The 37-year-old is leading the strongest challenge in years to President Alexander Lukashenko, a former Soviet collective farm boss who has brooked little opposition in his 26-year rule of the eastern European country.
Supporters cheered and waved flags as Tikhanouskaya addressed the crowd.
“I am not a politician and I do not need (political) power. But my husband is in jail. I had to hide my children for their safety. I sacrificed a peaceful life for all of our sakes. I am tired of being patient. I am tired of being silent. I am tired of being afraid,” she said.
The opposition candidate on Thursday denied allegations that she or her jailed husband had ties to an alleged plot by Russian mercenaries to destabilise Belarus ahead of a presidential election.
Belarusian authorities say they have launched a criminal case against her husband Syarhei Tsikhanouski on suspicion of inciting riots and state-run media suggested he was part of a plot to sow instability.
Tikhanouskaya launched her candidacy in place of her husband, a popular blogger who was detained in May. She was originally reluctant to run after receiving an anonymous threat to have her children taken away from her if she did.
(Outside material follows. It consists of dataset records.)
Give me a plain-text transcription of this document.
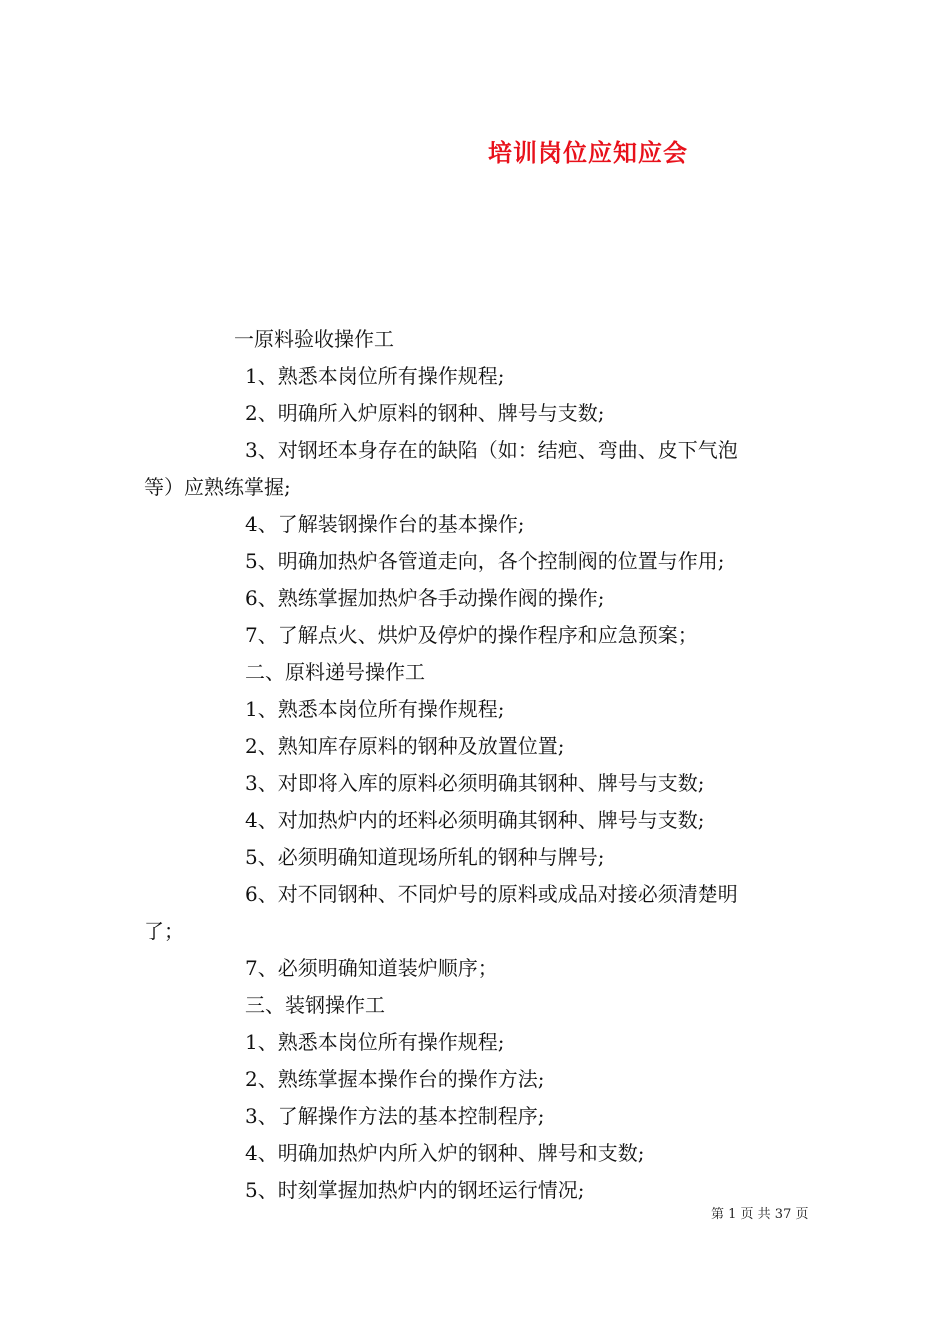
培训岗位应知应会
一原料验收操作工
1、熟悉本岗位所有操作规程;
2、明确所入炉原料的钢种、牌号与支数;
3、对钢坯本身存在的缺陷（如：结疤、弯曲、皮下气泡
等）应熟练掌握;
4、了解装钢操作台的基本操作;
5、明确加热炉各管道走向，各个控制阀的位置与作用;
6、熟练掌握加热炉各手动操作阀的操作;
7、了解点火、烘炉及停炉的操作程序和应急预案；
二、原料递号操作工
1、熟悉本岗位所有操作规程;
2、熟知库存原料的钢种及放置位置;
3、对即将入库的原料必须明确其钢种、牌号与支数;
4、对加热炉内的坯料必须明确其钢种、牌号与支数;
5、必须明确知道现场所轧的钢种与牌号;
6、对不同钢种、不同炉号的原料或成品对接必须清楚明
了；
7、必须明确知道装炉顺序；
三、装钢操作工
1、熟悉本岗位所有操作规程;
2、熟练掌握本操作台的操作方法;
3、了解操作方法的基本控制程序;
4、明确加热炉内所入炉的钢种、牌号和支数;
5、时刻掌握加热炉内的钢坯运行情况;
第 1 页 共 37 页
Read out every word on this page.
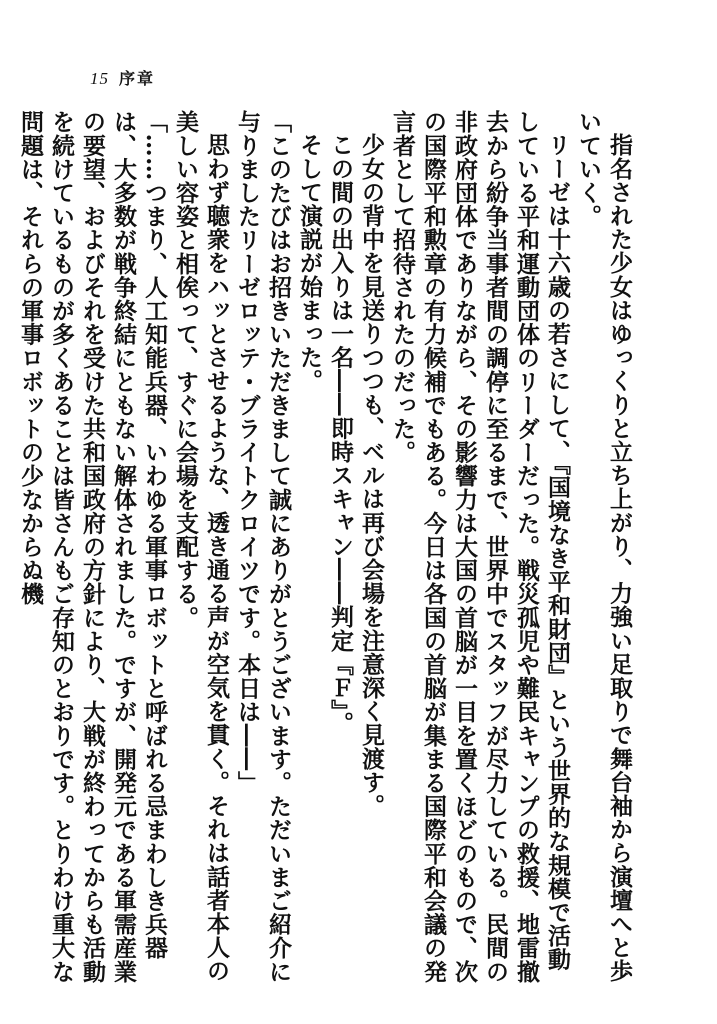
15 序章

指名された少女はゆっくりと立ち上がり、力強い足取りで舞台袖から演壇へと歩いていく。

リーゼは十六歳の若さにして、『国境なき平和財団』という世界的な規模で活動している平和運動団体のリーダーだった。戦災孤児や難民キャンプの救援、地雷撤去から紛争当事者間の調停に至るまで、世界中でスタッフが尽力している。民間の非政府団体でありながら、その影響力は大国の首脳が一目を置くほどのもので、次の国際平和勲章の有力候補でもある。今日は各国の首脳が集まる国際平和会議の発言者として招待されたのだった。

少女の背中を見送りつつも、ベルは再び会場を注意深く見渡す。

この間の出入りは一名――即時スキャン――判定『Ｆ』。

そして演説が始まった。

「このたびはお招きいただきまして誠にありがとうございます。ただいまご紹介に与りましたリーゼロッテ・ブライトクロイツです。本日は――」

思わず聴衆をハッとさせるような、透き通る声が空気を貫く。それは話者本人の美しい容姿と相俟って、すぐに会場を支配する。

「……つまり、人工知能兵器、いわゆる軍事ロボットと呼ばれる忌まわしき兵器は、大多数が戦争終結にともない解体されました。ですが、開発元である軍需産業の要望、およびそれを受けた共和国政府の方針により、大戦が終わってからも活動を続けているものが多くあることは皆さんもご存知のとおりです。とりわけ重大な問題は、それらの軍事ロボットの少なからぬ機
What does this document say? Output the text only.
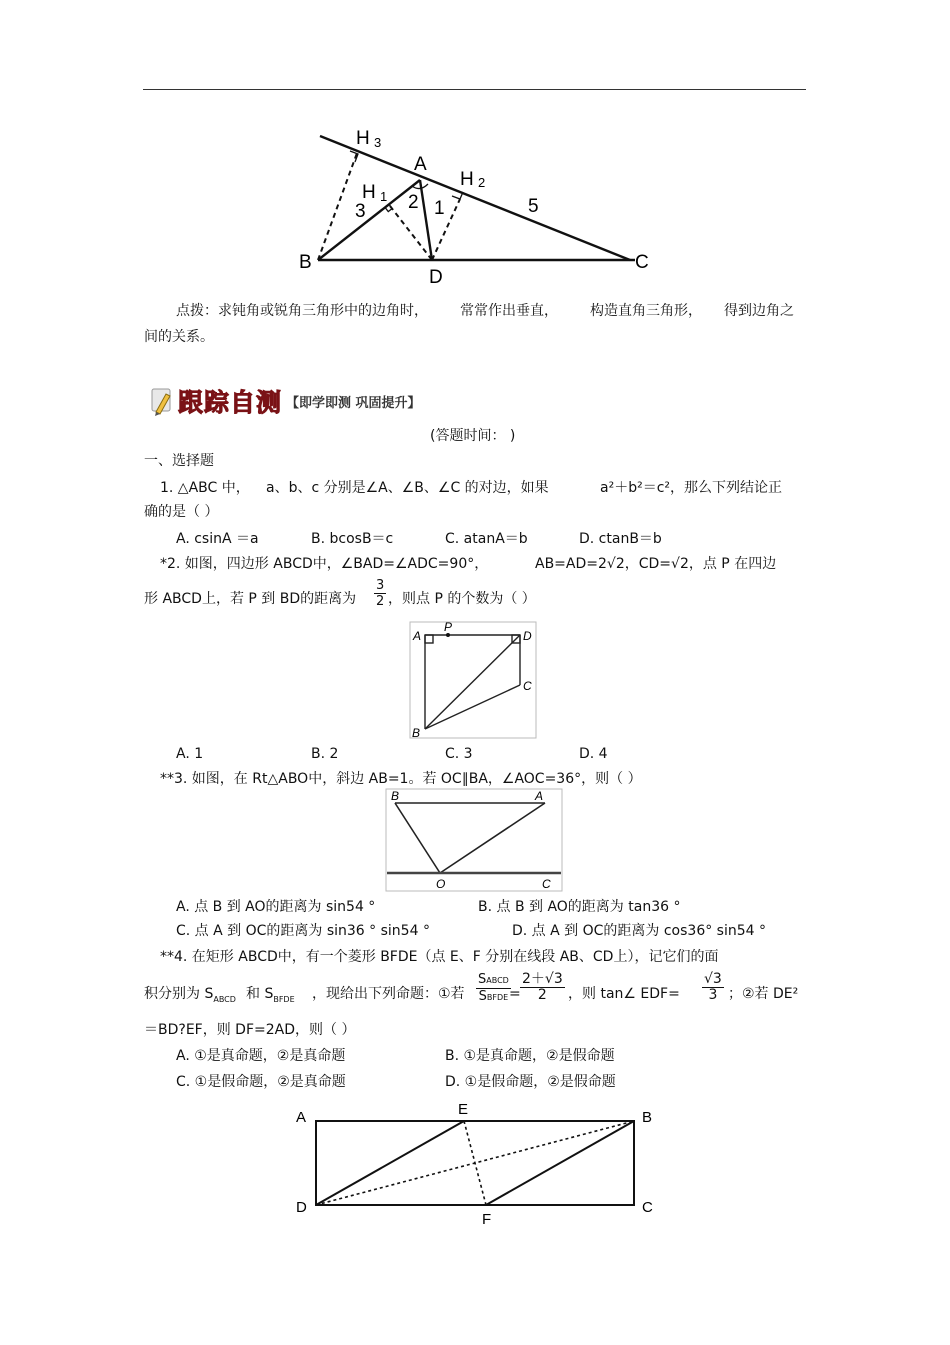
H 3
A
H 2
H 1
3 2 1	5
B
D
C
点拨：求钝角或锐角三角形中的边角时， 常常作出垂直， 构造直角三角形， 得到边角之
间的关系。
跟踪自测 【即学即测 巩固提升】
(答题时间： )
一、选择题
1. △ABC 中， a、b、c 分别是∠A、∠B、∠C 的对边，如果	a²＋b²＝c²，那么下列结论正
确的是（ ）
A. csinA ＝a	B. bcosB＝c	C. atanA＝b	D. ctanB＝b
*2. 如图，四边形 ABCD中，∠BAD=∠ADC=90°，	AB=AD=2√2，CD=√2，点 P 在四边
形 ABCD上，若 P 到 BD的距离为 $\frac{3}{2}$ ，则点 P 的个数为（ ）
A
P
D
C
B
A. 1	B. 2	C. 3	D. 4
**3. 如图，在 Rt△ABO中，斜边 AB=1。若 OC∥BA，∠AOC=36°，则（ ）
B	A
O	C
A. 点 B 到 AO的距离为 sin54 °	B. 点 B 到 AO的距离为 tan36 °
C. 点 A 到 OC的距离为 sin36 ° sin54 °	D. 点 A 到 OC的距离为 cos36° sin54 °
**4. 在矩形 ABCD中，有一个菱形 BFDE（点 E、F 分别在线段 AB、CD上），记它们的面
积分别为 $S_{ABCD}$ 和 $S_{BFDE}$ ，现给出下列命题：①若
SABCD
SBFDE = $\frac{2+√3}{2}$ ，则 tan∠ $EDF= \frac{√3}{3}$ ；②若 DE²
＝BD?EF，则 DF=2AD，则（ ）
A. ①是真命题，②是真命题	B. ①是真命题，②是假命题
C. ①是假命题，②是真命题	D. ①是假命题，②是假命题
A	E	B
D
F
C
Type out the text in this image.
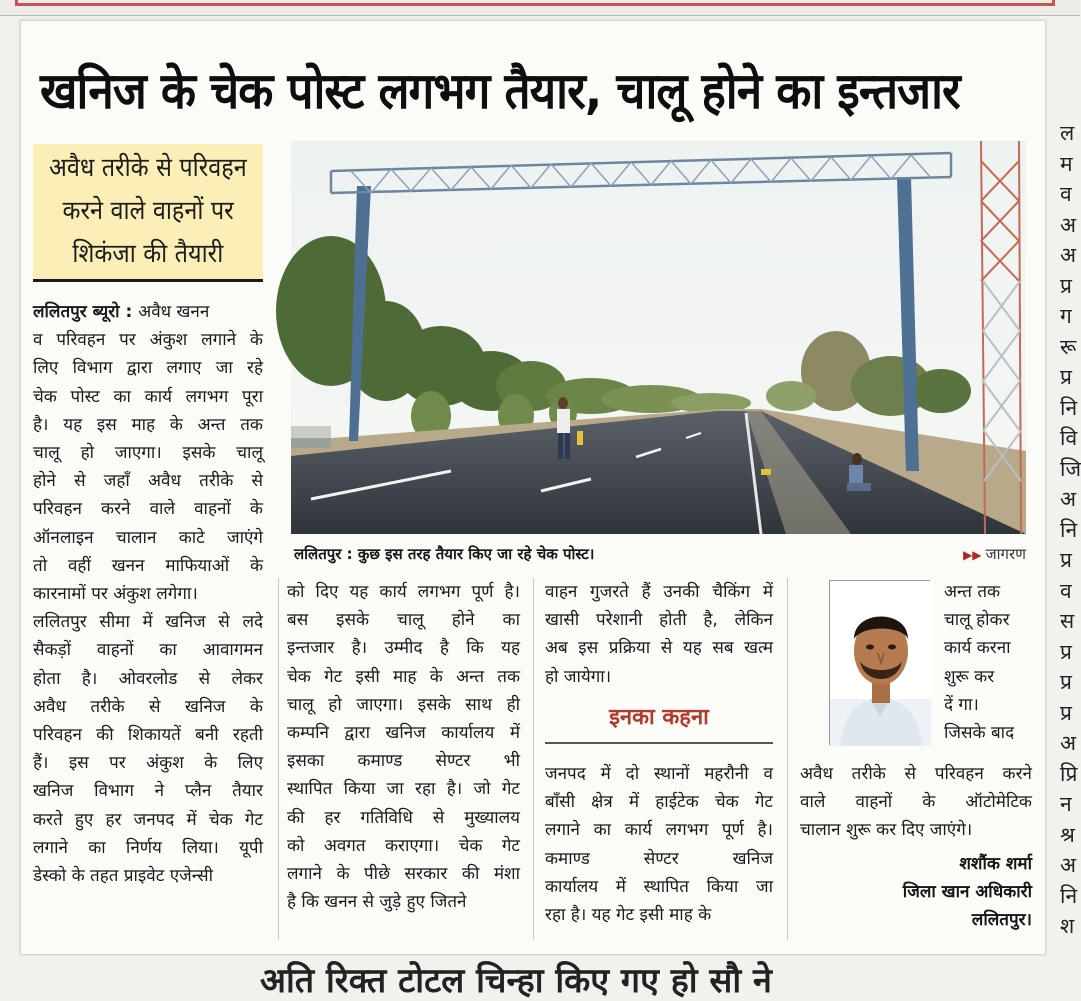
खनिज के चेक पोस्ट लगभग तैयार, चालू होने का इन्तजार
अवैध तरीके से परिवहन
करने वाले वाहनों पर
शिकंजा की तैयारी
ललितपुर ब्यूरो : अवैध खनन
व परिवहन पर अंकुश लगाने के
लिए विभाग द्वारा लगाए जा रहे
चेक पोस्ट का कार्य लगभग पूरा
है। यह इस माह के अन्त तक
चालू हो जाएगा। इसके चालू
होने से जहाँ अवैध तरीके से
परिवहन करने वाले वाहनों के
ऑनलाइन चालान काटे जाएंगे
तो वहीं खनन माफियाओं के
कारनामों पर अंकुश लगेगा।
ललितपुर सीमा में खनिज से लदे
सैकड़ों वाहनों का आवागमन
होता है। ओवरलोड से लेकर
अवैध तरीके से खनिज के
परिवहन की शिकायतें बनी रहती
हैं। इस पर अंकुश के लिए
खनिज विभाग ने प्लैन तैयार
करते हुए हर जनपद में चेक गेट
लगाने का निर्णय लिया। यूपी
डेस्को के तहत प्राइवेट एजेन्सी
ललितपुर : कुछ इस तरह तैयार किए जा रहे चेक पोस्ट।	▶▶ जागरण
को दिए यह कार्य लगभग पूर्ण है।
बस इसके चालू होने का
इन्तजार है। उम्मीद है कि यह
चेक गेट इसी माह के अन्त तक
चालू हो जाएगा। इसके साथ ही
कम्पनि द्वारा खनिज कार्यालय में
इसका कमाण्ड सेण्टर भी
स्थापित किया जा रहा है। जो गेट
की हर गतिविधि से मुख्यालय
को अवगत कराएगा। चेक गेट
लगाने के पीछे सरकार की मंशा
है कि खनन से जुड़े हुए जितने
वाहन गुजरते हैं उनकी चैकिंग में
खासी परेशानी होती है, लेकिन
अब इस प्रक्रिया से यह सब खत्म
हो जायेगा।
इनका कहना
जनपद में दो स्थानों महरौनी व
बाँसी क्षेत्र में हाईटेक चेक गेट
लगाने का कार्य लगभग पूर्ण है।
कमाण्ड सेण्टर खनिज
कार्यालय में स्थापित किया जा
रहा है। यह गेट इसी माह के
अन्त तक
चालू होकर
कार्य करना
शुरू कर
दें गा।
जिसके बाद
अवैध तरीके से परिवहन करने
वाले वाहनों के ऑटोमेटिक
चालान शुरू कर दिए जाएंगे।
शशौंक शर्मा
जिला खान अधिकारी
ललितपुर।
ल
म
व
अ
अ
प्र
ग
रू
प्र
नि
वि
जि
अ
नि
प्र
व
स
प्र
प्र
प्र
अ
प्रि
न
श्र
अ
नि
श
अति रिक्त टोटल चिन्हा किए गए हो सौ ने
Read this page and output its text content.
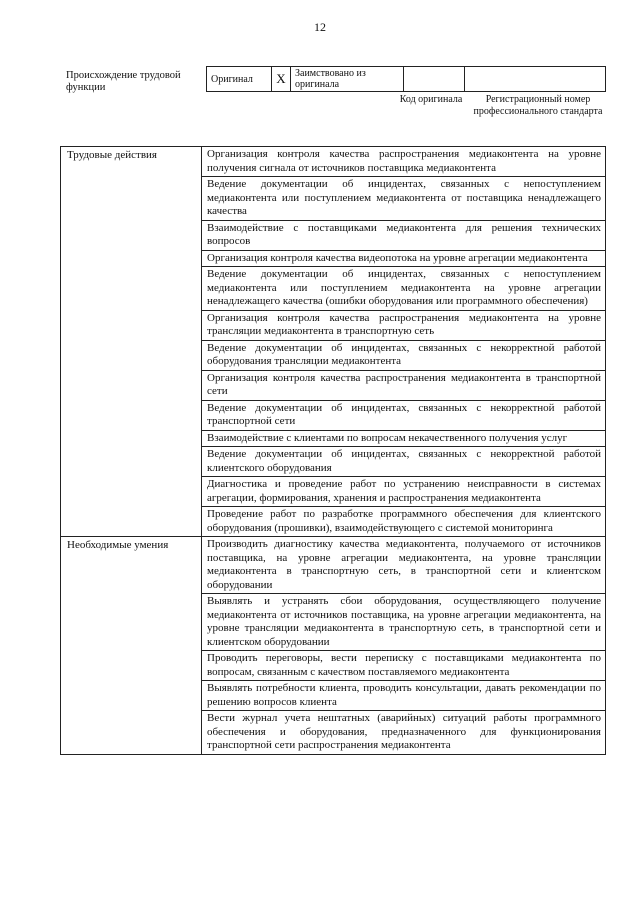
12
Происхождение трудовой функции
Оригинал	X	Заимствовано из оригинала		
Код оригинала	Регистрационный номер профессионального стандарта
Трудовые действия	Организация контроля качества распространения медиаконтента на уровне получения сигнала от источников поставщика медиаконтента
	Ведение документации об инцидентах, связанных с непоступлением медиаконтента или поступлением медиаконтента от поставщика ненадлежащего качества
	Взаимодействие с поставщиками медиаконтента для решения технических вопросов
	Организация контроля качества видеопотока на уровне агрегации медиаконтента
	Ведение документации об инцидентах, связанных с непоступлением медиаконтента или поступлением медиаконтента на уровне агрегации ненадлежащего качества (ошибки оборудования или программного обеспечения)
	Организация контроля качества распространения медиаконтента на уровне трансляции медиаконтента в транспортную сеть
	Ведение документации об инцидентах, связанных с некорректной работой оборудования трансляции медиаконтента
	Организация контроля качества распространения медиаконтента в транспортной сети
	Ведение документации об инцидентах, связанных с некорректной работой транспортной сети
	Взаимодействие с клиентами по вопросам некачественного получения услуг
	Ведение документации об инцидентах, связанных с некорректной работой клиентского оборудования
	Диагностика и проведение работ по устранению неисправности в системах агрегации, формирования, хранения и распространения медиаконтента
	Проведение работ по разработке программного обеспечения для клиентского оборудования (прошивки), взаимодействующего с системой мониторинга
Необходимые умения	Производить диагностику качества медиаконтента, получаемого от источников поставщика, на уровне агрегации медиаконтента, на уровне трансляции медиаконтента в транспортную сеть, в транспортной сети и клиентском оборудовании
	Выявлять и устранять сбои оборудования, осуществляющего получение медиаконтента от источников поставщика, на уровне агрегации медиаконтента, на уровне трансляции медиаконтента в транспортную сеть, в транспортной сети и клиентском оборудовании
	Проводить переговоры, вести переписку с поставщиками медиаконтента по вопросам, связанным с качеством поставляемого медиаконтента
	Выявлять потребности клиента, проводить консультации, давать рекомендации по решению вопросов клиента
	Вести журнал учета нештатных (аварийных) ситуаций работы программного обеспечения и оборудования, предназначенного для функционирования транспортной сети распространения медиаконтента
But in recent days she has gathered crowds of thousands of people, amid swelling anger against Lukashenko over his hands-off handling of the coronavirus pandemic and grievances over the economy and human rights.
Lukashenko has allowed little dissent in over a quarter of a century in power in the country of 9.5 million between Russia and European Union member state Poland.
The 65 year old president is expected to win the election despite growing opposition. He portrays himself as a guarantor of economic and political stability.